Hard news – fact – once mattered. Not so much today. Information used to be difficult to find. Fact even more so. In the latter part of the 20th Century, media thrived by digging up information and ferreting out fact …, and on the accurate reporting of conclusions. Inaccurate reporting meant ridicule, legal problems and failure. Woodward and Bernstein dug deep into the Watergate break-in and filtered their facts carefully. They were lauded for doing so. Today is different. Information is accessible by everyone and, as a result, facts are readily findable …, as well as faked. It would take time and effort for members of the public to distinguish between the two …, and cult members have no incentive to make the attempt. Media no longer staff news bureaus. They get their news from the Web and hire newscaster-entertainers whose job it is to attract audiences, not ferret out facts, not search for truth. The result is that facts are often fabricated and distributed online by influencers … to hundreds of thousands, or millions, or tens of millions of followers … on Twitter, Facebook, etc. Related media outlets then echo those facts … or alleged facts … or falsehoods, often representing them as self-evident truths. For all most many members of the public, facts are a matter of faith. Why bother to independently distinguish truth from falsehood when the “facts” are coming from a reliable media source that shares its audience’s values, beliefs and worldview? The Media and the Message are synonymous …, which is especially true today when Covid-19 and the threat reality of political, social and economic instability have created fertile ground for the propagation of fake news by the lying members of other cults.

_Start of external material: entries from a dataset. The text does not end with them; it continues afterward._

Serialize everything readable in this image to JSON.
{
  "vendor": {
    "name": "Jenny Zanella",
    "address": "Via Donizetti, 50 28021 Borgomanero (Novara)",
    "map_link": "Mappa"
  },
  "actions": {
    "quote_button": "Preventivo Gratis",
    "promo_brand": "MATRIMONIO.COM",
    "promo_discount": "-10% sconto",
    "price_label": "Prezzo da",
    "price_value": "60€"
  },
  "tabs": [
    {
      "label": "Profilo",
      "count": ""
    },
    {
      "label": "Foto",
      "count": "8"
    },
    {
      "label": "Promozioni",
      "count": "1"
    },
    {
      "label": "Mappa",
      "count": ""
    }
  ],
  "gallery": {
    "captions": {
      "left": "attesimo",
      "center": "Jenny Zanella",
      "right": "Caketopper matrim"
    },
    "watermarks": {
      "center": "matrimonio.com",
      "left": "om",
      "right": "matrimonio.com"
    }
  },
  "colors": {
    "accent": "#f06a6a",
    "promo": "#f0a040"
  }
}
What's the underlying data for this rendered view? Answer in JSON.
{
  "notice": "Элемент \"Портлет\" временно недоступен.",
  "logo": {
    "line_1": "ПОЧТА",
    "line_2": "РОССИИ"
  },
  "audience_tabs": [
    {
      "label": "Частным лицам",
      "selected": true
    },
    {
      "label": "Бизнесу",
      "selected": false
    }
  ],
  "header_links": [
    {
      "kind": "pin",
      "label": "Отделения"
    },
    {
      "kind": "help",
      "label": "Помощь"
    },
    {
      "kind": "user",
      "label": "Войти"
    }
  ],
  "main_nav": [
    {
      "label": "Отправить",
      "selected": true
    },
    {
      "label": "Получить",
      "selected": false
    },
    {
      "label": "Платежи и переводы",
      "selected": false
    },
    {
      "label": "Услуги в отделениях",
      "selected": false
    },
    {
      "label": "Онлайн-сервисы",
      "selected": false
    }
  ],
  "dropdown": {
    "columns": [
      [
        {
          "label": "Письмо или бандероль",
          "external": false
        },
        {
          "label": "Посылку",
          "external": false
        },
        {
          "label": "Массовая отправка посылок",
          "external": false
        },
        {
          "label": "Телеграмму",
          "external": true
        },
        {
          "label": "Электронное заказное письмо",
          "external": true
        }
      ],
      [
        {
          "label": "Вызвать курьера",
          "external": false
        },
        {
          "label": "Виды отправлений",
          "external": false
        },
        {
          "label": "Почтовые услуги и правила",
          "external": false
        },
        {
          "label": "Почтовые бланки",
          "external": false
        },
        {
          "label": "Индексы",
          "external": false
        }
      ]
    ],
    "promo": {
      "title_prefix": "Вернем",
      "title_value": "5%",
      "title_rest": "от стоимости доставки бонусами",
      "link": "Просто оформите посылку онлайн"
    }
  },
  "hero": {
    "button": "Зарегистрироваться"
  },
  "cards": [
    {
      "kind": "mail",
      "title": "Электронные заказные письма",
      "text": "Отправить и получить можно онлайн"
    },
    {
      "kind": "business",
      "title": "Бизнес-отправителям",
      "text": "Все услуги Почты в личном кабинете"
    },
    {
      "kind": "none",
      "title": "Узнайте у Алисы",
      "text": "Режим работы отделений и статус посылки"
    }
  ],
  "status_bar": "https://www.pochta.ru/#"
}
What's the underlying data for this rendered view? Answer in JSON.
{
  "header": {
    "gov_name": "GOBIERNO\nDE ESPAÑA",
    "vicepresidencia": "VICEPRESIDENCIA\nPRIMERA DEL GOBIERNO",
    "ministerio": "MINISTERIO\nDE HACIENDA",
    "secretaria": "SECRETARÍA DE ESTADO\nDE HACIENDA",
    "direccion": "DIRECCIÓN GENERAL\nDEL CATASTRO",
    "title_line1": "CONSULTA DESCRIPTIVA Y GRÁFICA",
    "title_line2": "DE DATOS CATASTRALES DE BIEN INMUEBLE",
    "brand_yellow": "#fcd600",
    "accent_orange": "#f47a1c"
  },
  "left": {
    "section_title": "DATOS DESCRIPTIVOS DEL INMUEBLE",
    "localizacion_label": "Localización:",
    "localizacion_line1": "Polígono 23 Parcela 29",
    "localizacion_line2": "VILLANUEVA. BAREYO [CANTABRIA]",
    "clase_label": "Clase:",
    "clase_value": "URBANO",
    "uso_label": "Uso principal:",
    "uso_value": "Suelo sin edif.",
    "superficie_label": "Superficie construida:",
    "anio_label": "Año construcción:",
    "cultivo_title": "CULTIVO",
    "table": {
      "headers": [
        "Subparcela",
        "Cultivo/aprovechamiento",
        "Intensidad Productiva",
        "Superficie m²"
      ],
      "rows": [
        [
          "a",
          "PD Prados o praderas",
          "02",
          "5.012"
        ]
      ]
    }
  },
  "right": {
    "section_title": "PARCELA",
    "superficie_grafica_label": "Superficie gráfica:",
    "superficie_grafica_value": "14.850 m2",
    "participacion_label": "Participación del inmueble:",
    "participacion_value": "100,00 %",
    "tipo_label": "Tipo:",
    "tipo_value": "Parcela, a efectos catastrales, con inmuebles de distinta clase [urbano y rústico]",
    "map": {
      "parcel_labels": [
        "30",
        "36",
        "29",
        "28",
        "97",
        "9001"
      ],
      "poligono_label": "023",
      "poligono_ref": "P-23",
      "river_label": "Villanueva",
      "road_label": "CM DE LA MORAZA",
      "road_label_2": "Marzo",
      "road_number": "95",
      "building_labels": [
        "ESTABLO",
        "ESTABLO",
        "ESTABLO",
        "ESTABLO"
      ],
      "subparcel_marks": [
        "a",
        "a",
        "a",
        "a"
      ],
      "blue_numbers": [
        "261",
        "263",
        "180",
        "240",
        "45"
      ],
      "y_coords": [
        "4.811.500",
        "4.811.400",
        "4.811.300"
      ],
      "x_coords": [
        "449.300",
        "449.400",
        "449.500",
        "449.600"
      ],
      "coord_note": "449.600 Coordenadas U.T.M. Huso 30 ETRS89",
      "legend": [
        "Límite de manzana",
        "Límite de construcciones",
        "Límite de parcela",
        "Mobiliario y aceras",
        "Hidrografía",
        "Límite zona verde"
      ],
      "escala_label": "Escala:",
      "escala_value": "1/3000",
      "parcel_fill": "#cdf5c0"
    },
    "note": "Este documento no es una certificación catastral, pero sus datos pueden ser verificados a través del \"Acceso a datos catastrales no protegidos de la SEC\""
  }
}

Axios recently reported that a Chinese intelligence operative had worked to ingratiate herself with Democratic Representative Eric Swalwell. The operative targeted a number of politicians, including Swalwell, and she fundraised on his behalf. In 2015, FBI officials alerted Swalwell, who immediately cut ties to her. Senior members of Congress were briefed in 2015 about suspected Chinese spies trying to infiltrate Congress. Axios reported that U.S. officials don’t believe that Swalwell divulged any classified information and he has not been accused of wrongdoing by intelligence agencies. Donald Trump Jr. nevertheless has tweeted that Swalwell “was literally sleeping with a Chinese spy.” House Minority Leader Kevin McCarthy last week told Fox News that Swalwell should be “removed from Congress” and Retiring Republican Representative Jim Sensenbrenner has asked the House Ethics Committee to “immediately open an investigation into the allegations” that Swalwell had been compromised by a Chinese spy.
What is news and what is newsworthy? Are you a closet cultist? If so, have you asked yourself whether the beverage you’ve been drinking is Kool-Aid?